I am also the Project Bioarchaeologist for collaborative projects with William Isbell, Anita Cook, and Barbara Wolff at the sites of Conchopata and Huari– important Wari imperial sites located near the city of Ayacucho. My osteological analysis of the approximately 330 burials—only some of which are complete— has provided the basis for documenting health status and mortuary rituals in the Wari imperial heartland. We continue to conduct stable isotope analyses of this mortuary population to better understand changes in diet and nutrition from the early to late phases of Wari imperial rule and to the time of Wari decline. Those studies are particularly focused on gender-based differences in diet and how those change through time. My collaborators and I are also conducting the ancient epigenetic analysis of these Wari era populations in comparison to the post-Wari populations (see above).

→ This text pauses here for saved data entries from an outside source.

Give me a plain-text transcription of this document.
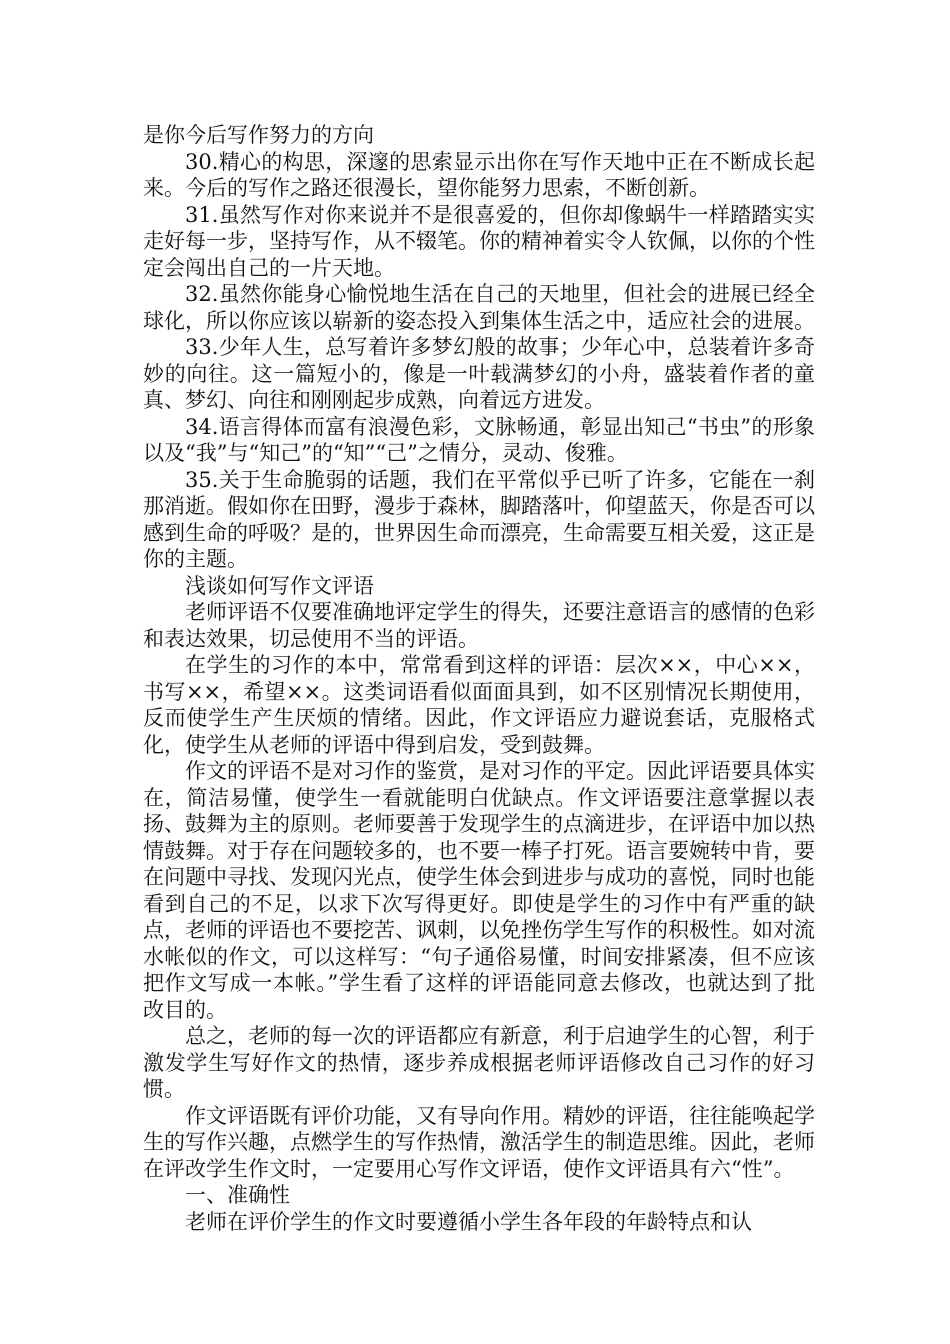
是你今后写作努力的方向

30.精心的构思，深邃的思索显示出你在写作天地中正在不断成长起来。今后的写作之路还很漫长，望你能努力思索，不断创新。

31.虽然写作对你来说并不是很喜爱的，但你却像蜗牛一样踏踏实实走好每一步，坚持写作，从不辍笔。你的精神着实令人钦佩，以你的个性定会闯出自己的一片天地。

32.虽然你能身心愉悦地生活在自己的天地里，但社会的进展已经全球化，所以你应该以崭新的姿态投入到集体生活之中，适应社会的进展。

33.少年人生，总写着许多梦幻般的故事；少年心中，总装着许多奇妙的向往。这一篇短小的，像是一叶载满梦幻的小舟，盛装着作者的童真、梦幻、向往和刚刚起步成熟，向着远方进发。

34.语言得体而富有浪漫色彩，文脉畅通，彰显出知己“书虫”的形象以及“我”与“知己”的“知”“己”之情分，灵动、俊雅。

35.关于生命脆弱的话题，我们在平常似乎已听了许多，它能在一刹那消逝。假如你在田野，漫步于森林，脚踏落叶，仰望蓝天，你是否可以感到生命的呼吸？是的，世界因生命而漂亮，生命需要互相关爱，这正是你的主题。

浅谈如何写作文评语

老师评语不仅要准确地评定学生的得失，还要注意语言的感情的色彩和表达效果，切忌使用不当的评语。

在学生的习作的本中，常常看到这样的评语：层次××，中心××，书写××，希望××。这类词语看似面面具到，如不区别情况长期使用，反而使学生产生厌烦的情绪。因此，作文评语应力避说套话，克服格式化，使学生从老师的评语中得到启发，受到鼓舞。

作文的评语不是对习作的鉴赏，是对习作的平定。因此评语要具体实在，简洁易懂，使学生一看就能明白优缺点。作文评语要注意掌握以表扬、鼓舞为主的原则。老师要善于发现学生的点滴进步，在评语中加以热情鼓舞。对于存在问题较多的，也不要一棒子打死。语言要婉转中肯，要在问题中寻找、发现闪光点，使学生体会到进步与成功的喜悦，同时也能看到自己的不足，以求下次写得更好。即使是学生的习作中有严重的缺点，老师的评语也不要挖苦、讽刺，以免挫伤学生写作的积极性。如对流水帐似的作文，可以这样写：“句子通俗易懂，时间安排紧凑，但不应该把作文写成一本帐。”学生看了这样的评语能同意去修改，也就达到了批改目的。

总之，老师的每一次的评语都应有新意，利于启迪学生的心智，利于激发学生写好作文的热情，逐步养成根据老师评语修改自己习作的好习惯。

作文评语既有评价功能，又有导向作用。精妙的评语，往往能唤起学生的写作兴趣，点燃学生的写作热情，激活学生的制造思维。因此，老师在评改学生作文时，一定要用心写作文评语，使作文评语具有六“性”。

一、准确性

老师在评价学生的作文时要遵循小学生各年段的年龄特点和认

My interests in early forms of imperialism extend into the early Spanish colonial era in Peru, where I collaborate with Dr. Steve Wernke, director of the “Tuti Antiguo Archaeological Project” in the Colca valley of southern highland Peru (Department of Arequipa). I am the Project Bioarchaeologist, and I oversaw the excavation and analysis of human burials from two major sectors at the site of Malata: 1) the Late Horizon (Inka era, AD 1450 – 1532) burial towers (chullpas) located at the eastern edge of the site and 2) the early colonial Spanish chapel where individuals were interred under the chapel floor. Analysis of these human remains ties into my broader interests in the biocultural effects of imperialism and colonialism, for this local Collagua ethnic group was first conquered by the Inka, and shortly thereafter, by the Spanish.
With support from the Wenner Gren Foundation for Anthropological Research (2019 – 2021), I am conducting an important study of the enslaved community that was buried without any grave markers at the former Grassmere Plantation in Nashville, Tennessee. This area is now the Nashville Zoo. In collaboration with the CRM firm, TRC Solutions, the Historic Site Manager at the Nashville Zoo (Tori Mason), and Dr. Shannon Hodges of MTSU, we have been working to reconstruct the life experiences of those individuals who were omitted from the written records at the plantation. I am directing the Vanderbilt research team in the Bioarchaeology and Stable Isotope Research Lab (BSIRL), which is using stable oxygen isotope analysis (and strontium isotope analysis in collaboration with Dr. John Krigbaum at Univ. of Florida) to examine whether the people buried there were from the local Nashville area or were forced to move to the Grassmere Plantation later in their lives. Further, the BSIRL team is conducting stable carbon and nitrogen isotope analyses to aid in reconstructing the diet and foodways of the enslaved community, revealing the ways that oppressive slaveholders diminished health through (mal)nutrition, while also showing the creative ways that enslaved peoples resisted those structures of violence and generated new forms of cultural expression through cuisine. The individuals were reburied in a ceremony (see photo below) organized by the curators at the Grassmere Historic Home and in consultation with the descendants of the last known African American family (the Morton Family) who resided there.